Packaging also serves the role of tutor at Stila. This approach is essential because the company markets its products on Web sites; in “open sell” environments in stores where assistance might not be available when the shopper needs it. Stila conquers these challenges with a series of “talking palette” packages.
Among them is Stila’s Smoky Eye Talking Palette collection, a smart package that not only presents the product components in a visually pleasing way, but also guides consumers on how to use them to achieve the smoky-eye effect. The Kraft carton, from Packaging Spectrum, contains a front-panel die-cut that enables consumers to see the front side of the pull-up lid of the compact case, which is a lenticular image. As the consumer turns the case at different angles, the image changes to show a visual representation of the smoky-eye effect achieved by using the product.
The inside of the package becomes a virtual makeup artist. When the button on the inside of the front panel is depressed, an audio recording begins, walking users through the five steps to achieving the smoky-eye look using the product.
Travel palettes and the smoky eye sapphire collection compacts are among products that could be filled, assembled, and packed at one or more locations, and in the U.S. or overseas. Circumstances that determine the extent of the use of fillers and assemblers vary by project. One job, Rider and Tomandl explain, could entail a packer pulling lip gloss, mascara and eye shadow from existing inventory and reworking them into a kit.
Roster of vendors
The Stila product family requires assembly and sometimes rework services from contract packagers. Stila uses several assemblers in the Los Angeles area:
Teamwork Packaging, and v3 Assembly. Besides packaging, v3 Assembly also is SPF-certified to perform rework services on cosmetic packaging. Stila also works with Justman Packaging & Display on corrugated countertop displays such as PDQ trays.
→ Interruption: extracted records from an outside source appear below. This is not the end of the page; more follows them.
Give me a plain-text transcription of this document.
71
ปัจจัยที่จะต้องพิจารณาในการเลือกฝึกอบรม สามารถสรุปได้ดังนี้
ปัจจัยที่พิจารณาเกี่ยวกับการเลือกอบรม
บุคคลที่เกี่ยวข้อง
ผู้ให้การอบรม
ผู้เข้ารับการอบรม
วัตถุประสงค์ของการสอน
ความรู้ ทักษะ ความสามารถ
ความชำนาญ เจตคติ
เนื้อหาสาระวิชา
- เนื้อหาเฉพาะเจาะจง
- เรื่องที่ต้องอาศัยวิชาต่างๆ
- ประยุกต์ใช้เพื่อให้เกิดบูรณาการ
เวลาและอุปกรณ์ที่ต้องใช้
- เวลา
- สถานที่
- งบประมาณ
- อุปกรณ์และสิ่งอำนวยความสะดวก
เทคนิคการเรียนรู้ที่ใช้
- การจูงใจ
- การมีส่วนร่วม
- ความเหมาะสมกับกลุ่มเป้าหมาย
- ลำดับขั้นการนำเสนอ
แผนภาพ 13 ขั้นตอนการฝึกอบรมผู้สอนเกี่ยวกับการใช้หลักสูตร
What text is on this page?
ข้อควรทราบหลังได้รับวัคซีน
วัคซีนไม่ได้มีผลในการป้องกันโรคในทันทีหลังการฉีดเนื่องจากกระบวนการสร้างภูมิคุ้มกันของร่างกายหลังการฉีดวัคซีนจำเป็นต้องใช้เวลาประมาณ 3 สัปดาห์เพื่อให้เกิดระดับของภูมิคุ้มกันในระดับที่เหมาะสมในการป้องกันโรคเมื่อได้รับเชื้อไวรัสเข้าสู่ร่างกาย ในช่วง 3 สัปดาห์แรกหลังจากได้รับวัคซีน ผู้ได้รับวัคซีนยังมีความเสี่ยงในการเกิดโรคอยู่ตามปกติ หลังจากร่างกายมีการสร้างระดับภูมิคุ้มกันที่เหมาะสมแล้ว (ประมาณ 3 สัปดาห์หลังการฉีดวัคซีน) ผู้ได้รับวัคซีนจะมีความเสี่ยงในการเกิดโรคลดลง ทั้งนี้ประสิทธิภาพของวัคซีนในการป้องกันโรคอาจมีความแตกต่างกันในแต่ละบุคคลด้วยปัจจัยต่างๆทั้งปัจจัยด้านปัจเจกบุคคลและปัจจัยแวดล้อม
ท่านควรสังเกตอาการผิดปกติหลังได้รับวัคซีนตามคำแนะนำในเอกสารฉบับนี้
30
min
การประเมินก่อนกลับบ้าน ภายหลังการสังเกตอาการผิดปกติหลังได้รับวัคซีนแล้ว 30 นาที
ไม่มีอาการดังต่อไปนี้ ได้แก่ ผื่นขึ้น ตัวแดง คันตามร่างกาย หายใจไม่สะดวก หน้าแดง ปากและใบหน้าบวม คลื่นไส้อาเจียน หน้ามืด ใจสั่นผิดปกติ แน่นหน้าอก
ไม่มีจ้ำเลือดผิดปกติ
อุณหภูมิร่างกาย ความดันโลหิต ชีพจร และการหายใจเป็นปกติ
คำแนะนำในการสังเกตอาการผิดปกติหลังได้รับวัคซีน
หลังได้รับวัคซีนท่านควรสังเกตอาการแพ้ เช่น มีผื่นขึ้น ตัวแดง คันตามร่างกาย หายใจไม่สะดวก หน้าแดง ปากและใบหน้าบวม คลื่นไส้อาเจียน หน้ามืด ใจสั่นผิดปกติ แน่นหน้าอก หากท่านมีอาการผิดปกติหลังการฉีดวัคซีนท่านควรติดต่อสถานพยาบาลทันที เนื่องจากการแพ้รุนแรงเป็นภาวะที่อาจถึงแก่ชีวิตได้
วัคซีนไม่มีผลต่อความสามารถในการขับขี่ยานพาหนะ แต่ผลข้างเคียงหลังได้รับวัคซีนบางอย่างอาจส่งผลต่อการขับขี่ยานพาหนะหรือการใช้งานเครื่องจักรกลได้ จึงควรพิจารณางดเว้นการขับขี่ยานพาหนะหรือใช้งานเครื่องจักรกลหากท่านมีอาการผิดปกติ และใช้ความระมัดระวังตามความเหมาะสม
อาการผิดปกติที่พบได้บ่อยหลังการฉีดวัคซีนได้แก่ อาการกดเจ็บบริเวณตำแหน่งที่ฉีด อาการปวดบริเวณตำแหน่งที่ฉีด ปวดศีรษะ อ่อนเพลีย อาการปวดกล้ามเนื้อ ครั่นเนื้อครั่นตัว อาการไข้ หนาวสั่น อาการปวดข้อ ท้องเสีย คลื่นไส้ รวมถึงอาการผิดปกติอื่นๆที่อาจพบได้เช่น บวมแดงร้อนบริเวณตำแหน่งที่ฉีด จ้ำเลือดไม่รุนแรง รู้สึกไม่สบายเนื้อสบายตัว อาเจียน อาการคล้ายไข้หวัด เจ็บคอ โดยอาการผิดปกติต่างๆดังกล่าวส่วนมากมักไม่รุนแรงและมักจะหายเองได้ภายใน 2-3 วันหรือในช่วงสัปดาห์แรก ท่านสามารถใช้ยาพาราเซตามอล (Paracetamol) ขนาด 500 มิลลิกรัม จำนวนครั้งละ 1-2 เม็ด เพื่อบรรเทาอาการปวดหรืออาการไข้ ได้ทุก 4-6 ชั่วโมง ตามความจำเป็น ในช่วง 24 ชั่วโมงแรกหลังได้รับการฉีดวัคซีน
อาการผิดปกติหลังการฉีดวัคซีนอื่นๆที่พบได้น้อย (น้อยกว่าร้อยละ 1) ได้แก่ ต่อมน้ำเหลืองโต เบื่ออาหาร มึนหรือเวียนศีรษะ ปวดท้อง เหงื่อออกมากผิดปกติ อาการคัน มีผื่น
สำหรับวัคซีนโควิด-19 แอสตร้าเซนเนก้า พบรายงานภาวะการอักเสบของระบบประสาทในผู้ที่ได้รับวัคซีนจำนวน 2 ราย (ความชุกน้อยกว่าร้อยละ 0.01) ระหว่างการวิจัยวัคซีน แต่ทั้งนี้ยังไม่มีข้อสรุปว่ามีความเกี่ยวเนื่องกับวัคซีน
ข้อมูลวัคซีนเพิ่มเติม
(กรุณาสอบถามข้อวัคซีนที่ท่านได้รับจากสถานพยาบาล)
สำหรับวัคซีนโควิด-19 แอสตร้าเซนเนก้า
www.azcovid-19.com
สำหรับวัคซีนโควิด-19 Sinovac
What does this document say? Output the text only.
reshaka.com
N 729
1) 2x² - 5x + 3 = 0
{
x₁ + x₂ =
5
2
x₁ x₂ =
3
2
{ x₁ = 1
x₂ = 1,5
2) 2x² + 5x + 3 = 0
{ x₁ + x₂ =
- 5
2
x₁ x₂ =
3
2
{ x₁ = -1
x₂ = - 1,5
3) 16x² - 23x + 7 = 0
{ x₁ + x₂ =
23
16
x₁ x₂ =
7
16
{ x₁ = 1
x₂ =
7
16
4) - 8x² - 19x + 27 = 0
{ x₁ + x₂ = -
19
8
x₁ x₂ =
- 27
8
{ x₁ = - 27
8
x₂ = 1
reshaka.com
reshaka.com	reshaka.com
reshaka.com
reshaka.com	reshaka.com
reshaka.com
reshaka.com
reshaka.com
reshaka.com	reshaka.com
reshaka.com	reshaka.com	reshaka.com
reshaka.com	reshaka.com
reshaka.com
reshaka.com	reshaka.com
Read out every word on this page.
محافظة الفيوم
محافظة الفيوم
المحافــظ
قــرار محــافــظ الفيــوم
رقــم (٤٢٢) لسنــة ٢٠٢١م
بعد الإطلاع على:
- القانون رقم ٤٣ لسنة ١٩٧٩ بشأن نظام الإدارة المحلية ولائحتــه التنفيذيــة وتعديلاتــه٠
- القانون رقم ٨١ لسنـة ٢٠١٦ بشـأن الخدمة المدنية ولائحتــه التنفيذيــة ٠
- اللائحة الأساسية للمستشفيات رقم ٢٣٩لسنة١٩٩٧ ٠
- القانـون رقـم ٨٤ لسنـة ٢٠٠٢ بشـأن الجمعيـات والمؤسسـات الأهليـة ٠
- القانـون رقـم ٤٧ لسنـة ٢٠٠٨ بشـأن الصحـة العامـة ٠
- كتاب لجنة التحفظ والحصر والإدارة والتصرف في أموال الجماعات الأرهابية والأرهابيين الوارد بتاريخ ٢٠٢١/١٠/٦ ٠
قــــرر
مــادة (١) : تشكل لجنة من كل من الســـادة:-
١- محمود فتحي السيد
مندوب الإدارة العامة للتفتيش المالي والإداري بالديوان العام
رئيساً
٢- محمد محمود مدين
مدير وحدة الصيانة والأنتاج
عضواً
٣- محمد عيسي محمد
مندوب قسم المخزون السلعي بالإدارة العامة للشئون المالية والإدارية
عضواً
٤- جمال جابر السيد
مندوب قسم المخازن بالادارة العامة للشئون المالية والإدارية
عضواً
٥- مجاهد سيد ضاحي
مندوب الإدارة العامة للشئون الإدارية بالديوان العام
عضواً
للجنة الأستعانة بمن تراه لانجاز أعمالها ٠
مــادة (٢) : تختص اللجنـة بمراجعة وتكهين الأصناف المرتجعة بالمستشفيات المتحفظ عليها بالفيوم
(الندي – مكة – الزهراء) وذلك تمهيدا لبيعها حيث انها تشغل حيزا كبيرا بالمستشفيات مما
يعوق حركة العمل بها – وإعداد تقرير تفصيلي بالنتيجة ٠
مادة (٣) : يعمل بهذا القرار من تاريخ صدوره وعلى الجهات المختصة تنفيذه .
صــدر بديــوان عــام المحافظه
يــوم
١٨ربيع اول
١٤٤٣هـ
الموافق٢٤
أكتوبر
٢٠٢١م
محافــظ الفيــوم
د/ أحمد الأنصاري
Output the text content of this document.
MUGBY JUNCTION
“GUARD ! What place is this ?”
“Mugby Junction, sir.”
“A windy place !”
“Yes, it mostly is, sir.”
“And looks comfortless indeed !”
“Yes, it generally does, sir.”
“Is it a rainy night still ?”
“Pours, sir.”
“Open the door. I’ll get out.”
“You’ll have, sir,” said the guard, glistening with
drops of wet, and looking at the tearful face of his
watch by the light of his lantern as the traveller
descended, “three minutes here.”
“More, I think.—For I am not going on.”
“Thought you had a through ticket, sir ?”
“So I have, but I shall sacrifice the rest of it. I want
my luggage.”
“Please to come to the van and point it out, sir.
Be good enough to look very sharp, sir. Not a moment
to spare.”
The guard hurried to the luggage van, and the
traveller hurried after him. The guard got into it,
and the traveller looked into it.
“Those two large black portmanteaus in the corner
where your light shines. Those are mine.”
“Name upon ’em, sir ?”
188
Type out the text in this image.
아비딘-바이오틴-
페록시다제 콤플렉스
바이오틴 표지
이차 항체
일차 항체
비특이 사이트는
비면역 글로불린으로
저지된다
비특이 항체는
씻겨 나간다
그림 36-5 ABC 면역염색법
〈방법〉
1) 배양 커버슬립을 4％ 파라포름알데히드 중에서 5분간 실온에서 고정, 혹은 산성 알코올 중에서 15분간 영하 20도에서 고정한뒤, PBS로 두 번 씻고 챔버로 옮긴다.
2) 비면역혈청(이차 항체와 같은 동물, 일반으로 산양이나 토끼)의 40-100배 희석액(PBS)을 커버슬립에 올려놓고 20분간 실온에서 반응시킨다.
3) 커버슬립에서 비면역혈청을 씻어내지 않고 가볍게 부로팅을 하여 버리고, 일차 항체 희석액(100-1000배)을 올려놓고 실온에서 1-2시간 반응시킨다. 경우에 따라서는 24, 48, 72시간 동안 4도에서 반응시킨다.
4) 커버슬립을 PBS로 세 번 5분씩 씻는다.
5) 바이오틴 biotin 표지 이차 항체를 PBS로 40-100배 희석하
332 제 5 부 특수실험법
Sometimes, products are filled in Germany, Italy, and China, but are shipped to the U.S. for packing to achieve economies of scale, Rider says. In some instances, economies of scale and scope dictate that the filler doubles as the packer, if they can provide a turnkey operation that meets a retailer’s timelines.
Whichever route is taken with the supply chain, Rider explains, she and Raj Nal, Stila’s director of supply chain operations, make it a point to get at least three bids, and place emphasis on price, cleanliness, quality assurance, timeliness, and efficiency.
“Everything gets cost-justified, once we decide, as a team, if and how to do it. We create exclusivities,” Rider says.